Initially picked for his pace, Malinga toured Australia with the Sri Lanka team in 2004, where he claimed 6 for 90 in a tour match and went on to make his Test debut - he dismissed Darren Lehmann and Adam Gilchrist in the same over, in Darwin. During an impressive tour of New Zealand the following year, his low-slung action resulted in the New Zealand batsmen asking the umpire to change the colour of their trousers as the ball was getting lost.
But it was in the shorter formats that destiny beckoned Malinga. He became the first - and, so far, only - bowler to claim four wickets in four balls, when he took Sri Lanka to the brink of victory against South Africa, in the 2007 World Cup. He has two more ODI hat-tricks - against Australia and Kenya - and he quickly established himself as Sri Lanka's limited-overs spearhead. Though Mahela Jayawardene, Kumar Sangakkara and Tillakaratne Dilshan also played important roles, Malinga was arguably the single-most important player in Sri Lanka's excellent run in global tournaments from 2007-2014.

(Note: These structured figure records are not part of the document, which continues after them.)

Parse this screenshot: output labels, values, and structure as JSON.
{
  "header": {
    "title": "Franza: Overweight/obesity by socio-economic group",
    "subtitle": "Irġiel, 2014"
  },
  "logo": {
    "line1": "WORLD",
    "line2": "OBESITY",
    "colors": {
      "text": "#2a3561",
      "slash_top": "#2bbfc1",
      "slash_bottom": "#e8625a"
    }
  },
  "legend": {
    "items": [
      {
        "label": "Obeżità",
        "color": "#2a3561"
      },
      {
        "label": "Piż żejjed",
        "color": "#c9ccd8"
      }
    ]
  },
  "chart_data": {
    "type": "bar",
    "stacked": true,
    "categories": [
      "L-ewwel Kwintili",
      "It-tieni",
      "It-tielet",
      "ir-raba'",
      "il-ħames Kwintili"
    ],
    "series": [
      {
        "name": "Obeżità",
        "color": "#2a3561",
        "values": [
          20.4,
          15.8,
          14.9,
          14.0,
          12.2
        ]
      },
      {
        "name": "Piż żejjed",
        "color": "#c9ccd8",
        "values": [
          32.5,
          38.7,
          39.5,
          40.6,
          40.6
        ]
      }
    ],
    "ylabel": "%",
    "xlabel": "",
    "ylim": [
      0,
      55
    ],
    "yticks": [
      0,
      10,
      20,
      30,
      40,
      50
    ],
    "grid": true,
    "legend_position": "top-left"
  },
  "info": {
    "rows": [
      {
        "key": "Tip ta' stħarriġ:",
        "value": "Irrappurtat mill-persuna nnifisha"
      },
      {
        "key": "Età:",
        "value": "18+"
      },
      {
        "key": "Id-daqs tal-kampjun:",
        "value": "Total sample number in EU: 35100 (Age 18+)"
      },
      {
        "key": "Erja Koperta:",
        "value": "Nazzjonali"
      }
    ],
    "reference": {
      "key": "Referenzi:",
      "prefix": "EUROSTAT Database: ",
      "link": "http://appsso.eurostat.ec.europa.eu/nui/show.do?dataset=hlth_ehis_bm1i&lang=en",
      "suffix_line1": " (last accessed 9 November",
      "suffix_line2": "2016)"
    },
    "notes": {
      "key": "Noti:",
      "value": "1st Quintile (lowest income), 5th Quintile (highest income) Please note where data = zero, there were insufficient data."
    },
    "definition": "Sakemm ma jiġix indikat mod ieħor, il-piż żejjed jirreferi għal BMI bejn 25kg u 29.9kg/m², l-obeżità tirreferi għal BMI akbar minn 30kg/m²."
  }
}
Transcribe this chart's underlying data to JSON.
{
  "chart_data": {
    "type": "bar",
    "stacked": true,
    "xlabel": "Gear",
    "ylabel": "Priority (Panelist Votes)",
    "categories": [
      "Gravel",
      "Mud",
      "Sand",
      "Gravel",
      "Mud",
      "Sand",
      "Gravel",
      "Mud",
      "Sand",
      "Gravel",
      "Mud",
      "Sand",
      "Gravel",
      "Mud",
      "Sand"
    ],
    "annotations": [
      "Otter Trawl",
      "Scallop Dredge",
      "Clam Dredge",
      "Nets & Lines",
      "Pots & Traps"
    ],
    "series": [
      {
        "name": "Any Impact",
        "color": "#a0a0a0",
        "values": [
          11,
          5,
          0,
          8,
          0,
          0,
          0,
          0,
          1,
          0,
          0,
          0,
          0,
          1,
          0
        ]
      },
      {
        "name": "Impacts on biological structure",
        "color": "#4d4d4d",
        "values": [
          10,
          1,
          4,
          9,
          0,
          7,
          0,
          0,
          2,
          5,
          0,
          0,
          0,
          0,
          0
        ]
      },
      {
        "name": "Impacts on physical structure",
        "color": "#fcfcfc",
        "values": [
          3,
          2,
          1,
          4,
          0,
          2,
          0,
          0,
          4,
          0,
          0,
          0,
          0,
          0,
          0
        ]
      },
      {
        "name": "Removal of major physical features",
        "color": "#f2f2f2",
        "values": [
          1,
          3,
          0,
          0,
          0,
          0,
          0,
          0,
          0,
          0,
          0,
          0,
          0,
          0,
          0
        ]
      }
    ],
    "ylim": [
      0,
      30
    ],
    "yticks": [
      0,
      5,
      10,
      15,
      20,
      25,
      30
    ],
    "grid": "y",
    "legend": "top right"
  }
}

It is felt Malinga never realised his full potential in Tests, though perhaps through no fault of his own. He was only the third player to reach 100 Test wickets for Sri Lanka but a knee injury in 2008 laid him low for two years. He was picked again for Muttiah Muralitharan's farewell series, but again found himself injured for a period of some months. In April 2011, at the age of 27, Malinga announced his Test retirement, citing the desire to manage his "chronic knee injury" and extend his limited-overs career. It is thought his unique bowling action places a substantial load on the joints in his hips and legs. However, the fact that he announced his retirement while playing for Mumbai Indians in the IPL rankled at home. Through the forthcoming years, Malinga would go on to have a complicated relationship with Sri Lankan fans and media. In that time, he also became one of the IPL's iconic figures, representing Mumbai throughout.
Malinga's finest moment came during the 2014 World T20, in which he nominally captained the side through the knockouts but, more importantly, delivered a clinical final spell to muzzle the India middle order. Sri Lanka would go on to win that title but, before long, Malinga's career became threatened by fitness issues - both involuntary and self-inflicted. In late 2014, a long-standing ankle complaint deteriorated to the extent that it required surgery. Malinga was a diminished force through the 2015 World Cup and became significantly slower in his later years, in which he also put on weight.
He stepped down as T20 captain ahead of Sri Lanka's 2016 World T20 campaign, again owing to a chronic knee injury, this time in his left leg. He has at times suggested that his career hangs in the balance as a result of these injuries. At others he has said he wishes to play on for another few years.